До конца дня я еще успеваю обвалять (то есть отделить от костей) одну лопатку и даже самостоятельно разобрать на отруба полутушу (только, конечно, я вожусь с этим значительно дольше, чем минуту двадцать пять секунд). Все это время я не забываю громко жаловаться, что мне неудобно в перчатке:
— Теперь-то я понимаю, почему мужики так ненавидят презервативы.
Я повторяю это несколько раз: во-первых, потому что это правда (просто удивительно, до чего неуклюжей делает меня тонкий слой латекса); а во-вторых, мне хочется дать понять им всем, что я — одна из них и при мне можно не стесняться. Палец продолжает кровоточить еще очень долго-, я то и дело переклеиваю пластырь, два раза меняю перчатку и почему-то этим горжусь.
Уже в самом конце рабочего дня я учусь работать на аппарате «Крайовак», запечатывающем куски мяса в вакуумные пакеты. В таком виде они отправляются в холодильник, а потом тщательно зачищаются и выставляются на витрину или поступают к Хуану, местному колбаснику, на фарш. Уже перед самым закрытием я чищу разделочный стол: долго тру его металлической губкой, потом намоченным в отбеливателе полотенцем и под конец посыпаю крупной морской солью и тщательно втираю ее во все трещинки столешницы. В половине восьмого я бросаю фартук в корзину с грязным бельем, вешаю на гвоздик в ванной свою шляпу и направляюсь к дверям, держа в руке тяжелую сумку с мясом, за которое Джош так и не позволил мне заплатить. Я вообще-то пыталась сопротивляться:
— Нет, ну послушай, я не могу взять его просто так.
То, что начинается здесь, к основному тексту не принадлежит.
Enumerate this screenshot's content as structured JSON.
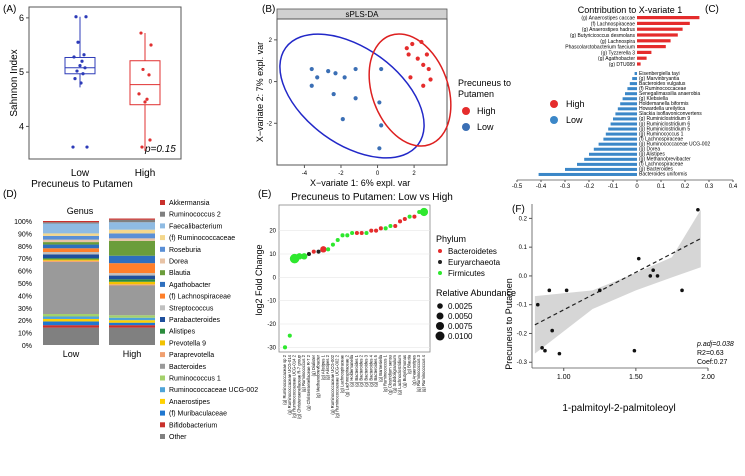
{
  "panels": {
    "A": {
      "tag": "(A)",
      "ylabel": "Sahnnon Index",
      "xlabel": "Precuneus to Putamen",
      "yticks": [
        4,
        5,
        6
      ],
      "pvalue": "p=0.15",
      "colors": {
        "low": "#2d3bb8",
        "high": "#e03030"
      },
      "chart_data": {
        "type": "box",
        "categories": [
          "Low",
          "High"
        ],
        "ylim": [
          3.4,
          6.2
        ],
        "boxes": [
          {
            "name": "Low",
            "q1": 4.97,
            "median": 5.08,
            "q3": 5.27,
            "whisker_low": 4.72,
            "whisker_high": 6.02,
            "points": [
              6.02,
              6.02,
              5.55,
              5.32,
              5.28,
              5.2,
              5.12,
              5.08,
              5.02,
              4.97,
              4.88,
              4.8,
              3.62,
              3.62
            ]
          },
          {
            "name": "High",
            "q1": 4.4,
            "median": 4.77,
            "q3": 5.21,
            "whisker_low": 3.55,
            "whisker_high": 5.72,
            "points": [
              5.72,
              5.5,
              5.05,
              4.95,
              4.6,
              4.5,
              4.45,
              3.75,
              3.62
            ]
          }
        ]
      }
    },
    "B": {
      "tag": "(B)",
      "title": "sPLS-DA",
      "xlabel": "X−variate 1: 6% expl. var",
      "ylabel": "X−variate 2: 7% expl. var",
      "xticks": [
        -4,
        -2,
        0,
        2
      ],
      "yticks": [
        -2,
        0,
        2
      ],
      "legend_title": "Precuneus to Putamen",
      "legend_items": [
        "High",
        "Low"
      ],
      "colors": {
        "High": "#e52c2c",
        "Low": "#3b6fb5",
        "ellipse_low": "#2228c8",
        "ellipse_high": "#dd2020"
      },
      "chart_data": {
        "type": "scatter",
        "xlim": [
          -5.5,
          3.8
        ],
        "ylim": [
          -4,
          3
        ],
        "series": [
          {
            "name": "High",
            "points": [
              [
                1.6,
                1.6
              ],
              [
                1.9,
                1.8
              ],
              [
                2.4,
                1.9
              ],
              [
                1.7,
                1.3
              ],
              [
                2.2,
                1.1
              ],
              [
                2.7,
                1.3
              ],
              [
                2.5,
                0.8
              ],
              [
                2.8,
                0.6
              ],
              [
                1.8,
                0.2
              ],
              [
                2.5,
                -0.2
              ],
              [
                2.9,
                0.1
              ]
            ]
          },
          {
            "name": "Low",
            "points": [
              [
                -3.6,
                0.6
              ],
              [
                -3.3,
                0.2
              ],
              [
                -2.7,
                0.5
              ],
              [
                -2.3,
                0.4
              ],
              [
                -1.8,
                0.2
              ],
              [
                -1.2,
                0.6
              ],
              [
                -3.6,
                -0.2
              ],
              [
                -2.4,
                -0.6
              ],
              [
                -1.2,
                -0.8
              ],
              [
                -1.9,
                -1.8
              ],
              [
                0.2,
                0.6
              ],
              [
                0.1,
                -1.0
              ],
              [
                0.2,
                -2.1
              ],
              [
                0.1,
                -3.2
              ]
            ]
          }
        ]
      }
    },
    "C": {
      "tag": "(C)",
      "title": "Contribution to X-variate 1",
      "legend_items": [
        "High",
        "Low"
      ],
      "xticks": [
        -0.5,
        -0.4,
        -0.3,
        -0.2,
        -0.1,
        0.0,
        0.1,
        0.2,
        0.3,
        0.4
      ],
      "colors": {
        "High": "#e52c2c",
        "Low": "#3b87c8"
      },
      "chart_data": {
        "type": "bar",
        "orientation": "horizontal",
        "xlim": [
          -0.5,
          0.4
        ],
        "high_labels": [
          "(g) Anaerostipes caccae",
          "(f) Lachnospiraceae",
          "(g) Anaerostipes hadrus",
          "(g) Butyricicoccus desmolans",
          "(g) Lachnospira",
          "Phascolarctobacterium faecium",
          "(g) Tyzzerella 3",
          "(g) Agathobacter",
          "(g) DTU089"
        ],
        "high_values": [
          0.26,
          0.22,
          0.19,
          0.17,
          0.14,
          0.12,
          0.06,
          0.04,
          0.015
        ],
        "low_labels": [
          "Eisenbergiella tayi",
          "(g) Marvinbryantia",
          "Bacteroides vulgatus",
          "(f) Ruminococcaceae",
          "Senegalimassilia anaerobia",
          "(g) Klebsiella",
          "Holdemanella biformis",
          "Howardella ureilytica",
          "Slackia isoflavoniconvertens",
          "(g) Ruminiclostridium 9",
          "(g) Ruminiclostridium 6",
          "(g) Ruminiclostridium 5",
          "(g) Ruminococcus 1",
          "(f) Lachnospiraceae",
          "(g) Ruminococcaceae UCG-002",
          "(g) Dorea",
          "(g) Alistipes",
          "(g) Methanobrevibacter",
          "(f) Lachnospiraceae",
          "(g) Bacteroides",
          "Bacteroides uniformis"
        ],
        "low_values": [
          -0.01,
          -0.02,
          -0.03,
          -0.04,
          -0.05,
          -0.06,
          -0.07,
          -0.08,
          -0.09,
          -0.1,
          -0.11,
          -0.12,
          -0.13,
          -0.14,
          -0.16,
          -0.18,
          -0.2,
          -0.22,
          -0.25,
          -0.3,
          -0.41
        ]
      }
    },
    "D": {
      "tag": "(D)",
      "title": "Genus",
      "yticks": [
        "0%",
        "10%",
        "20%",
        "30%",
        "40%",
        "50%",
        "60%",
        "70%",
        "80%",
        "90%",
        "100%"
      ],
      "legend_colors": [
        "#808080",
        "#c9302c",
        "#1f77d0",
        "#ffd100",
        "#4fa4d8",
        "#a4d16b",
        "#9a9a9a",
        "#f0a070",
        "#f2c200",
        "#2b8c3c",
        "#1e4f9c",
        "#c0c0c0",
        "#ff7f2a",
        "#2e6fbe",
        "#6b9d3b",
        "#e8c3a6",
        "#5a8fd6",
        "#f4d78c",
        "#8fbbe3"
      ],
      "chart_data": {
        "type": "bar",
        "stacked": true,
        "categories": [
          "Low",
          "High"
        ],
        "ylim": [
          0,
          100
        ],
        "series": [
          {
            "name": "Akkermansia",
            "values": [
              1,
              1
            ]
          },
          {
            "name": "Ruminococcus 2",
            "values": [
              1,
              2
            ]
          },
          {
            "name": "Faecalibacterium",
            "values": [
              8,
              6
            ]
          },
          {
            "name": "(f) Ruminococcaceae",
            "values": [
              2,
              3
            ]
          },
          {
            "name": "Roseburia",
            "values": [
              3,
              4
            ]
          },
          {
            "name": "Dorea",
            "values": [
              2,
              2
            ]
          },
          {
            "name": "Blautia",
            "values": [
              2,
              12
            ]
          },
          {
            "name": "Agathobacter",
            "values": [
              3,
              6
            ]
          },
          {
            "name": "(f) Lachnospiraceae",
            "values": [
              3,
              8
            ]
          },
          {
            "name": "Streptococcus",
            "values": [
              2,
              2
            ]
          },
          {
            "name": "Parabacteroides",
            "values": [
              3,
              3
            ]
          },
          {
            "name": "Alistipes",
            "values": [
              1,
              2
            ]
          },
          {
            "name": "Prevotella 9",
            "values": [
              1,
              2
            ]
          },
          {
            "name": "Paraprevotella",
            "values": [
              1,
              1
            ]
          },
          {
            "name": "Bacteroides",
            "values": [
              42,
              24
            ]
          },
          {
            "name": "Ruminococcus 1",
            "values": [
              2,
              2
            ]
          },
          {
            "name": "Ruminococcaceae UCG-002",
            "values": [
              2,
              2
            ]
          },
          {
            "name": "Anaerostipes",
            "values": [
              2,
              2
            ]
          },
          {
            "name": "(f) Muribaculaceae",
            "values": [
              3,
              2
            ]
          },
          {
            "name": "Bifidobacterium",
            "values": [
              2,
              2
            ]
          },
          {
            "name": "Other",
            "values": [
              14,
              14
            ]
          }
        ]
      }
    },
    "E": {
      "tag": "(E)",
      "title": "Precuneus to Putamen: Low vs High",
      "ylabel": "log2 Fold Change",
      "yticks": [
        -30,
        -20,
        -10,
        0,
        10,
        20
      ],
      "phylum_title": "Phylum",
      "phylum_items": [
        "Bacteroidetes",
        "Euryarchaeota",
        "Firmicutes"
      ],
      "abundance_title": "Relative Abundance",
      "abundance_items": [
        "0.0025",
        "0.0050",
        "0.0075",
        "0.0100"
      ],
      "colors": {
        "Bacteroidetes": "#e52c2c",
        "Euryarchaeota": "#222222",
        "Firmicutes": "#2ee82e"
      },
      "chart_data": {
        "type": "scatter",
        "ylim": [
          -32,
          31
        ],
        "taxa": [
          "(g) Ruminococcaceae sp 2",
          "(g) Ruminococcaceae UCG-014",
          "(g) Ruminococcaceae UCG-014 2",
          "(g) Christensenellaceae R-7 group",
          "(g) Ruminococcus 2",
          "(g) Christensenellaceae R-7 2",
          "(g) Dialister",
          "(g) Methanobrevibacter",
          "(g) Alistipes 1",
          "(g) Alistipes 2",
          "(g) Ruminococcaceae UCG-002",
          "(g) Ruminococcaceae UCG-002 2",
          "(g) Lachnospiraceae",
          "(g) Lachnospiraceae 2",
          "(g) Holdemanella",
          "(g) Bacteroides 1",
          "(g) Bacteroides 2",
          "(g) Bacteroides 3",
          "(g) Bacteroides 4",
          "(g) Bacteroides 5",
          "(g) Barnesiella",
          "(g) Ruminococcus 1",
          "(g) Clostridium sensu",
          "(g) Subdoligranulum",
          "(g) Lachnoclostridium",
          "(g) Butyricimonas",
          "(g) Blautia",
          "(g) Anaerostipes",
          "(g) Ruminococcus 3",
          "(g) Ruminococcus 4"
        ],
        "values": [
          -30,
          -25,
          8,
          9,
          9,
          10,
          11,
          11,
          12,
          12,
          14,
          16,
          18,
          18,
          19,
          19,
          19,
          19,
          20,
          20,
          21,
          21,
          22,
          22,
          24,
          25,
          26,
          26,
          28,
          28
        ],
        "phylum": [
          "Firmicutes",
          "Firmicutes",
          "Firmicutes",
          "Firmicutes",
          "Firmicutes",
          "Euryarchaeota",
          "Bacteroidetes",
          "Euryarchaeota",
          "Bacteroidetes",
          "Firmicutes",
          "Firmicutes",
          "Firmicutes",
          "Firmicutes",
          "Firmicutes",
          "Firmicutes",
          "Bacteroidetes",
          "Bacteroidetes",
          "Firmicutes",
          "Bacteroidetes",
          "Bacteroidetes",
          "Bacteroidetes",
          "Firmicutes",
          "Firmicutes",
          "Bacteroidetes",
          "Bacteroidetes",
          "Bacteroidetes",
          "Firmicutes",
          "Bacteroidetes",
          "Firmicutes",
          "Firmicutes"
        ],
        "abundance": [
          0.0005,
          0.0005,
          0.0075,
          0.0025,
          0.0025,
          0.0005,
          0.0005,
          0.0005,
          0.0025,
          0.0005,
          0.0005,
          0.0005,
          0.0005,
          0.0005,
          0.0005,
          0.0005,
          0.0005,
          0.0005,
          0.0005,
          0.0005,
          0.0005,
          0.0005,
          0.0005,
          0.0005,
          0.0005,
          0.0005,
          0.0005,
          0.0005,
          0.0005,
          0.005
        ]
      }
    },
    "F": {
      "tag": "(F)",
      "xlabel": "1-palmitoyl-2-palmitoleoyl",
      "ylabel": "Precuneus to Putamen",
      "xticks": [
        1.0,
        1.5,
        2.0
      ],
      "yticks": [
        -0.3,
        -0.2,
        -0.1,
        0.0,
        0.1,
        0.2
      ],
      "stats": [
        "p.adj=0.038",
        "R2=0.63",
        "Coef:0.27"
      ],
      "chart_data": {
        "type": "scatter",
        "xlim": [
          0.78,
          2.0
        ],
        "ylim": [
          -0.32,
          0.25
        ],
        "points": [
          [
            0.82,
            -0.1
          ],
          [
            0.85,
            -0.25
          ],
          [
            0.87,
            -0.26
          ],
          [
            0.9,
            -0.05
          ],
          [
            0.92,
            -0.19
          ],
          [
            0.97,
            -0.27
          ],
          [
            1.02,
            -0.05
          ],
          [
            1.25,
            -0.05
          ],
          [
            1.49,
            -0.26
          ],
          [
            1.52,
            0.06
          ],
          [
            1.6,
            0.0
          ],
          [
            1.62,
            0.02
          ],
          [
            1.65,
            0.0
          ],
          [
            1.82,
            -0.05
          ],
          [
            1.93,
            0.23
          ]
        ],
        "fit": {
          "x": [
            0.8,
            1.95
          ],
          "y": [
            -0.17,
            0.13
          ]
        }
      }
    }
  }
}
— Иди ты… Ты сегодня проработала десять с половиной часов бесплатно!
— Но вы же делаете мне одолжение. Я у вас учусь. Я ведь торчу от всего этого.
— Если ты сию секунду не уберешь свою кредитку, я засуну ее тебе в задницу.
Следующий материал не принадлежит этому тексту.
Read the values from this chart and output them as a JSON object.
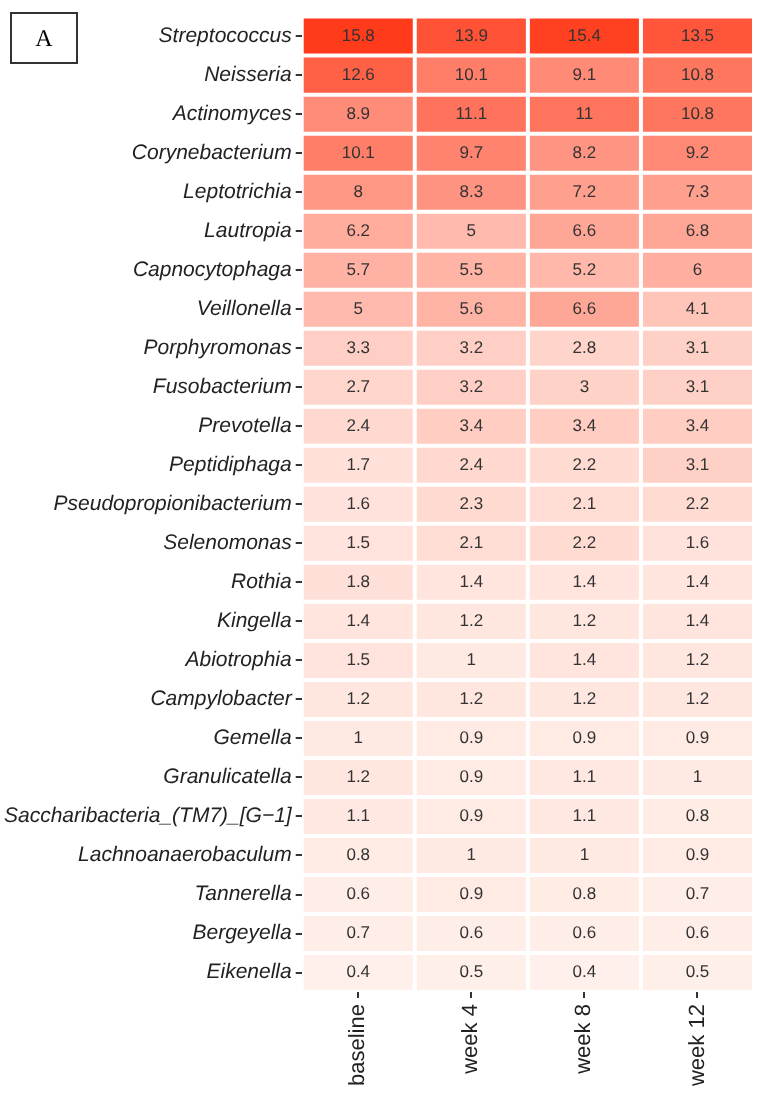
{
  "chart_data": {
    "type": "heatmap",
    "annotations": [
      "A"
    ],
    "color": "#ff3b1c",
    "categories": [
      "baseline",
      "week 4",
      "week 8",
      "week 12"
    ],
    "y_categories": [
      "Streptococcus",
      "Neisseria",
      "Actinomyces",
      "Corynebacterium",
      "Leptotrichia",
      "Lautropia",
      "Capnocytophaga",
      "Veillonella",
      "Porphyromonas",
      "Fusobacterium",
      "Prevotella",
      "Peptidiphaga",
      "Pseudopropionibacterium",
      "Selenomonas",
      "Rothia",
      "Kingella",
      "Abiotrophia",
      "Campylobacter",
      "Gemella",
      "Granulicatella",
      "Saccharibacteria_(TM7)_[G−1]",
      "Lachnoanaerobaculum",
      "Tannerella",
      "Bergeyella",
      "Eikenella"
    ],
    "cells": [
      [
        15.8,
        13.9,
        15.4,
        13.5
      ],
      [
        12.6,
        10.1,
        9.1,
        10.8
      ],
      [
        8.9,
        11.1,
        11,
        10.8
      ],
      [
        10.1,
        9.7,
        8.2,
        9.2
      ],
      [
        8,
        8.3,
        7.2,
        7.3
      ],
      [
        6.2,
        5,
        6.6,
        6.8
      ],
      [
        5.7,
        5.5,
        5.2,
        6
      ],
      [
        5,
        5.6,
        6.6,
        4.1
      ],
      [
        3.3,
        3.2,
        2.8,
        3.1
      ],
      [
        2.7,
        3.2,
        3,
        3.1
      ],
      [
        2.4,
        3.4,
        3.4,
        3.4
      ],
      [
        1.7,
        2.4,
        2.2,
        3.1
      ],
      [
        1.6,
        2.3,
        2.1,
        2.2
      ],
      [
        1.5,
        2.1,
        2.2,
        1.6
      ],
      [
        1.8,
        1.4,
        1.4,
        1.4
      ],
      [
        1.4,
        1.2,
        1.2,
        1.4
      ],
      [
        1.5,
        1,
        1.4,
        1.2
      ],
      [
        1.2,
        1.2,
        1.2,
        1.2
      ],
      [
        1,
        0.9,
        0.9,
        0.9
      ],
      [
        1.2,
        0.9,
        1.1,
        1
      ],
      [
        1.1,
        0.9,
        1.1,
        0.8
      ],
      [
        0.8,
        1,
        1,
        0.9
      ],
      [
        0.6,
        0.9,
        0.8,
        0.7
      ],
      [
        0.7,
        0.6,
        0.6,
        0.6
      ],
      [
        0.4,
        0.5,
        0.4,
        0.5
      ]
    ],
    "data_labels": true
  }
}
Я уже у двери, когда Эрон окликает меня и предлагает выпить пивка на дорожку.
— Спасибо, но я за рулем.
— Неужели в город поедешь? Ни фига себе!
Я пожимаю плечами:
— Ничего, доеду. Не так уж и далеко.
— А мы тебя еще увидим, Джуль?
— Можешь не сомневаться.
Я забираюсь в машину и понимаю, что совершенно вымотана физически: руки болят, поясница разламывается, кожа покрыта налетом свиного сала, а волосы повисли сосульками и прилипли к голове. На заправке я покупаю пару банок диетической колы, чтобы не заснуть за рулем. При этом в голове у меня лихорадочно мелькают мысли и картинки прошедшего дня, и, наверное, эта двухчасовая поездка до Квинса по почти пустой дороге — как раз то, что мне сейчас надо, чтобы успокоиться. Спидометр показывает около ста двадцати километров в час, из айпода доносится индустриальный рок, а я одним пальцем быстро набираю текст на своем мобильнике (обидно было бы разбиться в момент набора эсэмэски, хотя, подозреваю, я оказалась бы не первой). Эрику я сообщаю, что уже еду домой. Он за день прислал мне несколько электронных писем и эсэмэсок, но я так ни разу и не ответила — не было времени, да и телефон в магазине принимает паршиво. Теперь я спешу рассказать мужу о своем фантастическом первом дне работы. Он отвечает сразу же, и я представляю себе, как Эрик лежит на диване, смотрит по телевизору новости и держит телефон под рукой. Ждет меня. «Рад за тебя, детка. Смотри на дорогу».